По совету Пустрослева я написал самый умеренный счет того, что мне было необходимо, чтобы снова отправиться в поход, и после долгих прений мы решили, что для подъема нужно было 700 рублей, кроме тех денег, которые мне надобно было при себе иметь на покупку, по прибытии в армию, лошадей. Мы имели надежду на дядю Николая Михайловича Мордвинова и на Петербургскую деревню Сырец, из которой отец получал от трех до четырех тысяч в год дохода. Дядя управлял этой вотчиной и употреблял часть получаемых им денег на воспитание сестры нашей Софьи, которая у него жила. Мы не ошиблись в предположениях своих, и Сырец снабдил нас средствами к отъезду в армию.
На обратном пути из Москвы в Петербург я своротил из Новгорода влево в Сырец, где, переговорив с приказчиком, возвратился через г. Лугу в Петербург и представил дяде Мордвинову составленную мною в Москве с помощью Пустрослева записку. После некоторых затруднений он выдал мне потребные деньги, и я снарядил себя в поход, а затем у меня оставалось налицо еще до 80 червонцев. Я взял с собою моего верного Николая и еще бывшего кучера Артемья Морозова, которого одел в казачье платье. Слуга он был тоже верный и старательный, но любил выпить.

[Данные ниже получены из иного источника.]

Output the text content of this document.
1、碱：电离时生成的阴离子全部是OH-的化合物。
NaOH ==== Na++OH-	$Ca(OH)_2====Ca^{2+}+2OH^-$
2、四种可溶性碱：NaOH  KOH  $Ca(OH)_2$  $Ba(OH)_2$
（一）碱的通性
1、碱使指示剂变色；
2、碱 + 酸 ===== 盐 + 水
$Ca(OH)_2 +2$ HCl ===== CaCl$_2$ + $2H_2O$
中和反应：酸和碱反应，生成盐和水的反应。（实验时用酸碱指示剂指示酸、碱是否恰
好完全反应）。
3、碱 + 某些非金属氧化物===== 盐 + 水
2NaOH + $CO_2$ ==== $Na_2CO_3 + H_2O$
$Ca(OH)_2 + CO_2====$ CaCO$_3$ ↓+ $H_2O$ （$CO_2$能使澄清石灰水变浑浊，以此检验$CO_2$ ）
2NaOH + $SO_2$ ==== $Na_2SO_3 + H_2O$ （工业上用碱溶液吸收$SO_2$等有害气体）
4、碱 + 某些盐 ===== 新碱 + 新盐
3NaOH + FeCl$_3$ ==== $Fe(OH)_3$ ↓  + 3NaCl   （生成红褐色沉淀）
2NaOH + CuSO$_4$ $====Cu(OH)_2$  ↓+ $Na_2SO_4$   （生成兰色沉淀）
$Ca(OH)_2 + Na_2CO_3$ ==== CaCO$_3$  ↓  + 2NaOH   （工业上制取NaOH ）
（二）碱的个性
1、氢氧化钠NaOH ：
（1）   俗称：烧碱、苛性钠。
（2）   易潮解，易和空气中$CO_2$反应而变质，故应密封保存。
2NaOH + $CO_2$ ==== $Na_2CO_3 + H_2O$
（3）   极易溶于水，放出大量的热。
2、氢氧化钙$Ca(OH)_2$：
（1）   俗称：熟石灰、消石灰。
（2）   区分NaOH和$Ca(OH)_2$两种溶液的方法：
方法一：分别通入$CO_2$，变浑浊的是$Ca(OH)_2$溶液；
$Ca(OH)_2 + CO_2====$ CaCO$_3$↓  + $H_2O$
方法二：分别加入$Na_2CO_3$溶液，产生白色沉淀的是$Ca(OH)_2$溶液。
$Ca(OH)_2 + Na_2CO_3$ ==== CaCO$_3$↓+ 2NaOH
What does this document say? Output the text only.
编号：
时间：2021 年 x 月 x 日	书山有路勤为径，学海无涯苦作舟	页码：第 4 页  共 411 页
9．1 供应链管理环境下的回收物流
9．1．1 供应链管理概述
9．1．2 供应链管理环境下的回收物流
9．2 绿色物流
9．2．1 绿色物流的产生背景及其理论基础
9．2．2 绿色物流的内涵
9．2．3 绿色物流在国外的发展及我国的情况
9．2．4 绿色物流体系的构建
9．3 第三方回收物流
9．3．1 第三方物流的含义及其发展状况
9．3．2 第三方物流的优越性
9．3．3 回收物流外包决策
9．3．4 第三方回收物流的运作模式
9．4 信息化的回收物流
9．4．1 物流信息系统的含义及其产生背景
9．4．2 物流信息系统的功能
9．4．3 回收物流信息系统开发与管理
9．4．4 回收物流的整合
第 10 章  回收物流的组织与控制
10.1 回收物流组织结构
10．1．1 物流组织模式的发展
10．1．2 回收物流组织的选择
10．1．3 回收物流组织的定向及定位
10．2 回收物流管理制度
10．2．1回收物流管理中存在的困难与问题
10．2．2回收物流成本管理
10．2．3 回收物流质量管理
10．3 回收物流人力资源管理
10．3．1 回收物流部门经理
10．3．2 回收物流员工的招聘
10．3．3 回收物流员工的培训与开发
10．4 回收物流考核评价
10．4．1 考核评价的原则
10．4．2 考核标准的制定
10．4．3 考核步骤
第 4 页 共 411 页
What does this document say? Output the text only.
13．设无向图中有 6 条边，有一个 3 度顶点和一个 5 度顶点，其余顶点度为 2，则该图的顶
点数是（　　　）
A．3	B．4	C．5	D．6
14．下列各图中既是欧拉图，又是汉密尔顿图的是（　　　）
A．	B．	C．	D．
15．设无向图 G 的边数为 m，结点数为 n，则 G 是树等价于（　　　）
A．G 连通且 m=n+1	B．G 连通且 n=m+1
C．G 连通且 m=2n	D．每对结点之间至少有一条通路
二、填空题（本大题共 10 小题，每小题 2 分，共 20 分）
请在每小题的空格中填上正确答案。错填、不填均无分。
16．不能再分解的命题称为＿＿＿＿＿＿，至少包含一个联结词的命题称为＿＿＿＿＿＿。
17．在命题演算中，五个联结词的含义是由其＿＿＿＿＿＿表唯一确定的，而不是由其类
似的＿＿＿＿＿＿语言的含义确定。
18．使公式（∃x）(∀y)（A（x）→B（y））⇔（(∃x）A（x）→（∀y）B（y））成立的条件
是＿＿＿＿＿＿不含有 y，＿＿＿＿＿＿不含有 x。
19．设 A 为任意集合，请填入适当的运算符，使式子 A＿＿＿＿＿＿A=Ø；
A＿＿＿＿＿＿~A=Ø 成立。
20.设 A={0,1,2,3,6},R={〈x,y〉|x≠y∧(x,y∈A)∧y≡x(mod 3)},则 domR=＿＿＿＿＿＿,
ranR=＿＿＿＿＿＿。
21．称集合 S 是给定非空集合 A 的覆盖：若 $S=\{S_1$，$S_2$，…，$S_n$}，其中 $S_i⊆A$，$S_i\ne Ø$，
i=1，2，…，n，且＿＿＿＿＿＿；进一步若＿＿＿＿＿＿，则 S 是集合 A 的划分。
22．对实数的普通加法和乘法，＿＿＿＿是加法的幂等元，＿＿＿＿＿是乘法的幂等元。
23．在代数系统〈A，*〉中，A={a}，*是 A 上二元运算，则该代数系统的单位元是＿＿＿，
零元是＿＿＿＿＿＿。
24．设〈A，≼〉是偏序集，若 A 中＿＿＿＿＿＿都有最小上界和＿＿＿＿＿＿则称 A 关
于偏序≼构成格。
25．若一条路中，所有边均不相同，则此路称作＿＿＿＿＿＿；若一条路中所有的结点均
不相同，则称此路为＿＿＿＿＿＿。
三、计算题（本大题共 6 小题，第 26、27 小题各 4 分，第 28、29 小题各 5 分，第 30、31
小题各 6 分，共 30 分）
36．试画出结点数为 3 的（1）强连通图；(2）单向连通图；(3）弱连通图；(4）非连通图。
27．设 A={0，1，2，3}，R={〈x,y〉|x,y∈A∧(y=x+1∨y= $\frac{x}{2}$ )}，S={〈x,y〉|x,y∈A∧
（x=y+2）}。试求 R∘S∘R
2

Когда я приготовился выехать из Петербурга, то на меня навязали двоюродного брата моего Николая Мордвинова с просьбой доставить его в армию. Отцом его был родной дядя мой Владимир Михайлович Мордвинов, храбрый генерал, раненный в 1807 году. Николай воспитывался в кадетском корпусе; он не был лишен природных дарований и ловкости, но, к сожалению и стыду фамилии, уже ранее обладал всеми пороками, знаменующими преступника: ложь, обман, воровство, нахальство и т. п. Он пускался во все, что только можно было придумать пошлого и безнравственного. И такого спутника передали мне на руки. Он был уже несколько раз наказан телесно отцом своим, который не знал более, что с ним делать. Поручая мне своего сына, он предоставил мне право тоже наказывать его, если бы я то признал нужным. Николаю Мордвинову, тогда только что выпущенному из кадетского корпуса в артиллерию прапорщиком, не было более 16 лет от роду. Он дурно кончил свое поприще службы и жизни, был несколько раз разжалован и, наконец, выключен из службы, сослан в отдаленные губернии и погиб в кабаке. В уважение желания дядей я не мог отказаться от такого спутника. При последних увещаниях, которые ему делали, он прослезился, будто раскаялся; но другого подобного лицемера на свете не было, и он в пути много причинил мне хлопот.